By default, the script clusters all into the ./clusters directory and creates one sub-directory per album and leaves the songs without album in the first level:

clusters
├── Guiding Light - Gettin' Rolled Out
│   ├── Gettin' Rolled Out.m4a
│   └── Guiding Light (feat. Ali).m4a
├── Guru Josh Project - Infinity 2008 (Klaas Remix).m4a
├── Guys My Age (Prince Fox Remix)
│   └── Guys My Age (Prince Fox Remix).m4a
├── Ham Demo and Justin Time - Here I Am (Ham 2005 Remix).m4a
├── Happy morning
│   ├── Get Down On It.m4a
│   ├── High Energy.m4a
│   ├── I got you (I feel good).m4a
│   ├── Ring My Bell.m4a
│   └── We are family (live).m4a
├── Hardcore 2004 - You Ready?
│   ├── Hardcore 2004.m4a
│   └── You Ready?.m4a
├── Hardcore Classics Disc 3
│   └── Be Happy.m4a
├── Harlea - Miss Me.m4a
├── Haze and Weaver vs. Shox - Get up 2004.m4a
├── Heartburn
│   └── Heartburn.m4a

See the script's help: ./clusterer --help.

Playlists

For playlists, it's basically the same process as the metadata extractor: save the playlist HTML page locally, then run the script playlist-extrator. It will create a basic text file of this format:

[title] by [artist]
[title] by [artist]
...

See the script's help: ./playlist-extractor --help.

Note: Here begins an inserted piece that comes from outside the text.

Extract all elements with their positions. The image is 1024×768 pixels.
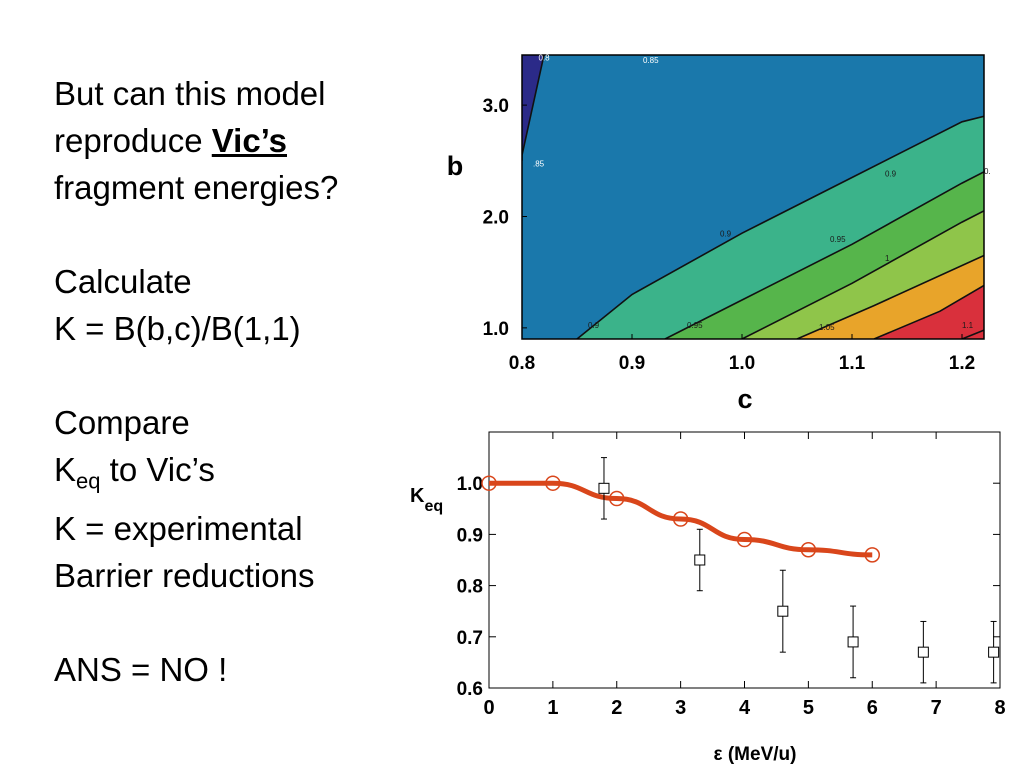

Adapt the format to your needs.

⚠️ Some titles in the playlist aren't part of your library so you may need to download them first.

Metadata polishing

If you like your library to be clean and accurate, you can leverage MusicBrainz Picard's Scan feature to fix and rename your songs.

Once again, this is a long and manual process but hopefully, you do only have to do it once.


Caveats

  • Song order is not restored and metadata information is at its most basic. This is still way better than the regular Takeout export. The most automated way to restore the song order would be to crawl each album/playlist page and parse it using the metadata extractor script, then update the clusterer script logic to handle order file naming.
  • Some steps are still manual and tedious and could/should be automated. I believe the songs page HTML source fetching could be done using Taiko.
  • Song downloading process is rather slow (~10s per song) BUT it could be faster if you decide to skip the song's metadata and/or thumbnail. I was able to download all my 7k+ songs library in a couple of hours vs a day when embedding all these info.